Visibilité(s)


Sujet récurrent s'il en est. Ca fait des mois que j'ai envie d'en parler et que je ne sais pas par où commencer. Qu'est-ce que ça veut dire d'abord ? Visibilité, être visible. Etre soi-même aux yeux des autres ? Sa famille, ses amis, ses collègues, son patron, ses voisins, l'administration… Etre vu pour ce que l'on est par la société. Ne pas avoir besoin de se cacher. Mais on ne se dévoile jamais tout à fait… Refuser les stéréotypes qu'on nous applique sans se poser de question : mariée ou célibataire ? Non, je vis avec une femme "maritalement" comme dit mon assureur ! Il y a ceux qui y pensent tous seuls et avec qui tout est naturel, et puis il y a tous les autres avec qui il faut faire l'effort de formuler, de dire, de rendre visible ce qui devrait simplement être évident.

Oui, qu'est-ce que ça veut dire être visible, être out ? Pour citer (hum... traduire maladroitement) Go Fish : "Comment puis-je être visible aux yeux de la femme à côté de qui j'attends à l'arrêt de bus, l'enfant qui me sourit dans le magasin, l'homme qui me demande un franc ou deux ?". Quoi qu'en dise Mireille, je ne suis pas sure que ce qui devrait être simple et évident le sera un jour. Tout simplement parce que ce terme de "visible" nous induit en erreur. La langue anglaise est ici plus efficace en parlant de "out" au lieu de "visible". Qu'est-ce qu'être out ? C'est être reconnue en tant que lesbienne. Et c'est aussi ce que nous entendons par "visible". Sauf qu'avec ce mot nous sous-entendons que pour être out ça devrait quasiment se voir sur notre figure que nous sommes lesbiennes.
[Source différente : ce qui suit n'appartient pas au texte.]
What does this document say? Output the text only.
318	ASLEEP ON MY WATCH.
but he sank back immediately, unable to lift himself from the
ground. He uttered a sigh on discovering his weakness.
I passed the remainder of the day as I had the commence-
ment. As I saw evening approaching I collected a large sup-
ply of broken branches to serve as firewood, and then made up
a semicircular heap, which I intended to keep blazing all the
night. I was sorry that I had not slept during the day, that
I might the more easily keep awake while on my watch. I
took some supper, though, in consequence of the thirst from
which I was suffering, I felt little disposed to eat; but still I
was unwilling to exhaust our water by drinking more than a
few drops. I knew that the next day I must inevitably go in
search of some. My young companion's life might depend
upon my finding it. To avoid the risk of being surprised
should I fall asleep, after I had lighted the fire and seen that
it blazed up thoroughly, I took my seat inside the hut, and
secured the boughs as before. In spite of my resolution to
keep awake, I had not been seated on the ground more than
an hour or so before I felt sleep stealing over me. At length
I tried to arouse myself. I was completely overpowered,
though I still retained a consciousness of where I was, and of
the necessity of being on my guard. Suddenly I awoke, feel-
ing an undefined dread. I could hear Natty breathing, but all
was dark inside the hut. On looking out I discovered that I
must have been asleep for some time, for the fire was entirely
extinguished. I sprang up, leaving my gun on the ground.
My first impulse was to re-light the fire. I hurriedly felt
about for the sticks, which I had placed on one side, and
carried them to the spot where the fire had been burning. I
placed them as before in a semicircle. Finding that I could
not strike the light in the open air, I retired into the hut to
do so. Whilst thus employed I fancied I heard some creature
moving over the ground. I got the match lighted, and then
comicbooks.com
OK. On laisse de côté pour aujourd'hui la sphère familiale et les amis proches qui ont eu tout le temps de nous découvrir et de nous voir évoluer. Comment être reconnue immédiatement pour ce que nous sommes, en totalité, et sans pour autant être réduite à une étiquette ? Je suis Mireille, j'ai un métier, j'habite en Bretagne, à la campagne, j'aime la musique ET je suis lesbienne. Je n'ai pas non plus envie que l'on dise quand j'arrive quelque part: "Tiens, voilà la lesbienne".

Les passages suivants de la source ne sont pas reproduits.